Unneeded Linux Services

The more services running on your machine, the greater the chance that one or more will have a known security hole.  Therefore, you should turn off any unneeded services and ensure any services you run are the latest version and are properly configured.

  • Services in /etc/inetd.conf
    • Inetd is the daemon that manages many system services.  These are listed in its configuration file, /etc/inetd.conf, which can easily be modified to prevent inetd from starting unwanted services.  If you are the only user of your workstation, you can have almost everything commented out and will most likely not notice their absence.
    • Services which are often unneeded include: echo, daytime, chargen, time, login, shell, and exec.  To turn these off, follow the instructions at Turning off an inetd-launched service.
    • Services you probably want to keep include: telnet, ftp, identd.
  • Services started from system start-up scripts
  • Many other services are started in system start-up scripts. You should review your start-up scripts and comment out ones which are not appropriate for your workstation's purpose. For example, rpc.mountd and rpc.nfsd are probably unneeded on a single user workstation. kill -9 any unwanted services and then comment them out in the appropriate system start-up file.

  • Other services
    • To determine what other services you are running, use the command:
                netstat -a | more
    • Use your package manager to list the packages installed (dpkg for Debian and rpm for RedHat).
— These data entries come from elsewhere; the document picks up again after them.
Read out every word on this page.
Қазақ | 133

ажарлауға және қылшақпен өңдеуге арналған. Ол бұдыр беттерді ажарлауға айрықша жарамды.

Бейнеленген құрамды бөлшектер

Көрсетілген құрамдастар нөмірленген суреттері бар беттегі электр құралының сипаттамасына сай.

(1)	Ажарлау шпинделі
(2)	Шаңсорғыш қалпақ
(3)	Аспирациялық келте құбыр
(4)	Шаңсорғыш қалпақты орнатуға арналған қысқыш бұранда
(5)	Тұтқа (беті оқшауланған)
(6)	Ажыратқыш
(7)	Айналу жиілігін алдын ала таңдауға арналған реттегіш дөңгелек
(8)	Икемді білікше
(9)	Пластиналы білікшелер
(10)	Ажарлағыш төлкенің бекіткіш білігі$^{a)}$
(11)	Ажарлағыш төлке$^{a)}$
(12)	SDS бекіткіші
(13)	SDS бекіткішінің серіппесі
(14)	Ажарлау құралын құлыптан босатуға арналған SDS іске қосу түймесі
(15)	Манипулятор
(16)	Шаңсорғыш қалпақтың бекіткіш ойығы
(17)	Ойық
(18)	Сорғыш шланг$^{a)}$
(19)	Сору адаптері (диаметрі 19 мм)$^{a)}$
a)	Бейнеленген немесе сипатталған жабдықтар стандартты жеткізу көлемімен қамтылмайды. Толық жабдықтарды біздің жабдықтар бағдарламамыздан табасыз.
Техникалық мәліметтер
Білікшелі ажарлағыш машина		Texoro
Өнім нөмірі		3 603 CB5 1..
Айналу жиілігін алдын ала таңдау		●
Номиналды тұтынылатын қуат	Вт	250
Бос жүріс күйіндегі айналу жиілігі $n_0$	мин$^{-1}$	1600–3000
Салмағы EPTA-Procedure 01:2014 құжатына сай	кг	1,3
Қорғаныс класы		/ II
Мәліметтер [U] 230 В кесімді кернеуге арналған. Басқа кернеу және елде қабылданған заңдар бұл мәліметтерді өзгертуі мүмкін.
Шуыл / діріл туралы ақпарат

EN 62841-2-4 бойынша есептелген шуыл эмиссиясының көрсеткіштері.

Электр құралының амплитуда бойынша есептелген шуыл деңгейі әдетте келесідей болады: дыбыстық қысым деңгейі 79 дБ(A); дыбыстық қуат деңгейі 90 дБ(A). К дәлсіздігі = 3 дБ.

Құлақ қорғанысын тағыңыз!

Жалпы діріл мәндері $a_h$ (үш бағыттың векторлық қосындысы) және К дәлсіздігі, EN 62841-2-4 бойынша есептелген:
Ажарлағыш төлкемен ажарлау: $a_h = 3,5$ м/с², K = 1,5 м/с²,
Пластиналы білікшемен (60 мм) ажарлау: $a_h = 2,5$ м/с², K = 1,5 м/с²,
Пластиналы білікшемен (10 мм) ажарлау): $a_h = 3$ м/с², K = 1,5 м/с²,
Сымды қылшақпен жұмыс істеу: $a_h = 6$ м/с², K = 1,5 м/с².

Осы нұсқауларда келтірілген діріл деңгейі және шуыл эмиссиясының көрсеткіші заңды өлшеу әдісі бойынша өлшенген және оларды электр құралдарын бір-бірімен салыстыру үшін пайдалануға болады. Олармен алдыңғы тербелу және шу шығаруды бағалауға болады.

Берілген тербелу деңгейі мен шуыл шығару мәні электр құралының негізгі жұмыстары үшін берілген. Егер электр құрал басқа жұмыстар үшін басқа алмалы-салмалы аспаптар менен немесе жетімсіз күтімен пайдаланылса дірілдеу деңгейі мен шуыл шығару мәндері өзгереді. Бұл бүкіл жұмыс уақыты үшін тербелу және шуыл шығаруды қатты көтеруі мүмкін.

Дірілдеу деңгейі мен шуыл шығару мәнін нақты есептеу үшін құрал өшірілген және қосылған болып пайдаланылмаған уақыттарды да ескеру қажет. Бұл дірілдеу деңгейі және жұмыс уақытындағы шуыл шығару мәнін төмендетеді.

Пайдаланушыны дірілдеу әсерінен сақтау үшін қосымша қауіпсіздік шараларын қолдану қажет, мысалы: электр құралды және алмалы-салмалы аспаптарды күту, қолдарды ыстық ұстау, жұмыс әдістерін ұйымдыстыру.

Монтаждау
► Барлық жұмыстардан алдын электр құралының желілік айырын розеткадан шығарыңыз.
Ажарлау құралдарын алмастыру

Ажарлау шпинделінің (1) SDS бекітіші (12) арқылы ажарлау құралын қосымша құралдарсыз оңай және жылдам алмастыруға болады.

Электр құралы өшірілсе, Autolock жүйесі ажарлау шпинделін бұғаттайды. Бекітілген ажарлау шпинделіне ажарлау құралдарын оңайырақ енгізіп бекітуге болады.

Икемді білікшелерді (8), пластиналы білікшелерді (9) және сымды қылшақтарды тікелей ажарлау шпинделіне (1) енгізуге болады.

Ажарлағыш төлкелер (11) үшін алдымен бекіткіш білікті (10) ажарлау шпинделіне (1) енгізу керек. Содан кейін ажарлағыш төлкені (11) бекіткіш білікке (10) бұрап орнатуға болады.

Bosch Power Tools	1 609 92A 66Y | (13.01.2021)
    • Unless your machine is acting as a mail server, you should turn off sendmail since it is very large and is one of the most common targets for attacks because of its numerous security holes. Note: sendmail is not necessary if you are using pop to read your mail.
    • If you are not actively sharing files or printers from your machine with machines running a Microsoft operating system, you should turn off samba.
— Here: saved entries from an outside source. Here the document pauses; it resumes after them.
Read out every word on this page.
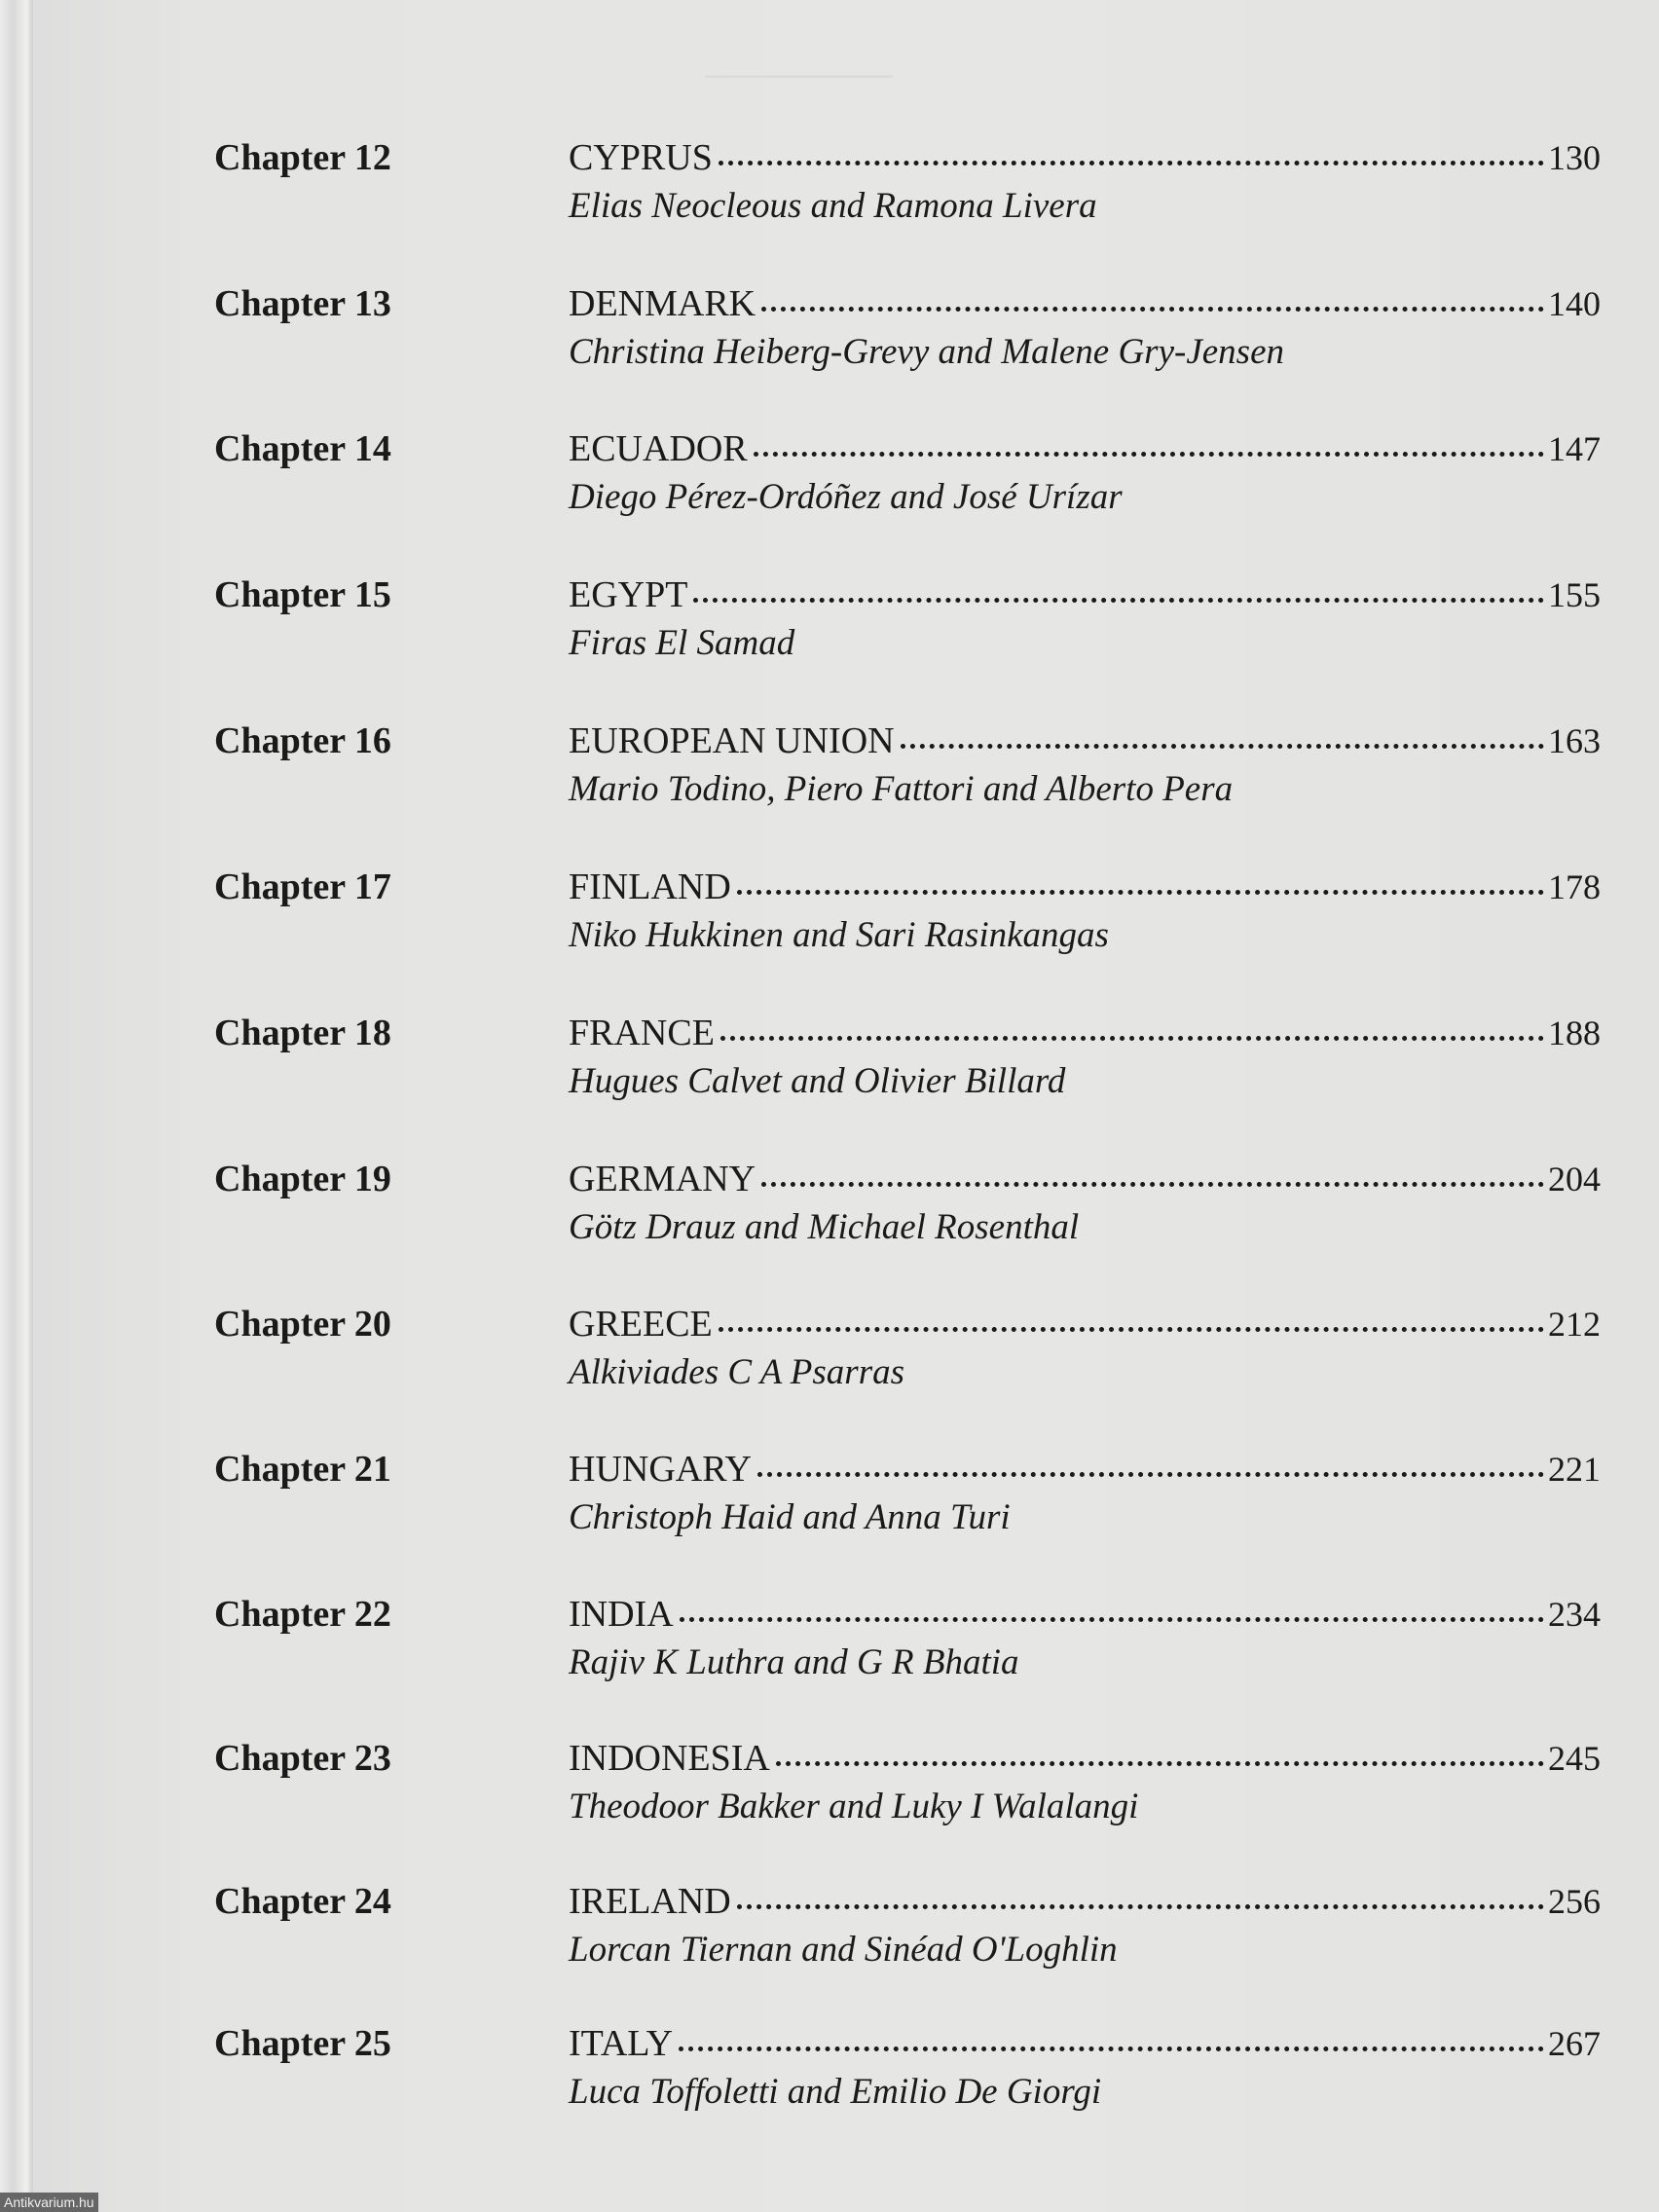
────────
Chapter 12	CYPRUS	130
Elias Neocleous and Ramona Livera
Chapter 13	DENMARK	140
Christina Heiberg-Grevy and Malene Gry-Jensen
Chapter 14	ECUADOR	147
Diego Pérez-Ordóñez and José Urízar
Chapter 15	EGYPT	155
Firas El Samad
Chapter 16	EUROPEAN UNION	163
Mario Todino, Piero Fattori and Alberto Pera
Chapter 17	FINLAND	178
Niko Hukkinen and Sari Rasinkangas
Chapter 18	FRANCE	188
Hugues Calvet and Olivier Billard
Chapter 19	GERMANY	204
Götz Drauz and Michael Rosenthal
Chapter 20	GREECE	212
Alkiviades C A Psarras
Chapter 21	HUNGARY	221
Christoph Haid and Anna Turi
Chapter 22	INDIA	234
Rajiv K Luthra and G R Bhatia
Chapter 23	INDONESIA	245
Theodoor Bakker and Luky I Walalangi
Chapter 24	IRELAND	256
Lorcan Tiernan and Sinéad O'Loghlin
Chapter 25	ITALY	267
Luca Toffoletti and Emilio De Giorgi
Antikvarium.hu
  • Do not run NIS or NIS+ if you do not need them. A standalone machine will never need these.
    • Define each netgroup to contain only usernames or only hostnames.  All utilities parse /etc/netgroup for either hosts or usernames, but never both.  Using separate netgroups makes it easier to remember the function of each netgroup. The added time required to administer these extra netgroups is a small cost in ensuring that strange permission combinations will not leave your machine in an insecure state.
  • Web servers: If you are running a web server, make sure you have the latest available release.  The latest version of Apache can be obtained from the official Apache Distribution site.
  • Anonymous FTP
    • Make sure that you are running the most recent version of ftpd. There are several well-known security problems with the ones that ship on distribution media.
    • Check your anonymous FTP configuration. It is important to follow the instructions provided with the operating system to properly configure the files and directories available through anonymous FTP (for example, file and directory permissions, ownership and group).
    • You should not use your system's standard password file or group file as the password file or group file for FTP.
    • The anonymous FTP root directory and its two subdirectories, etc and bin, should not be owned by the FTP user.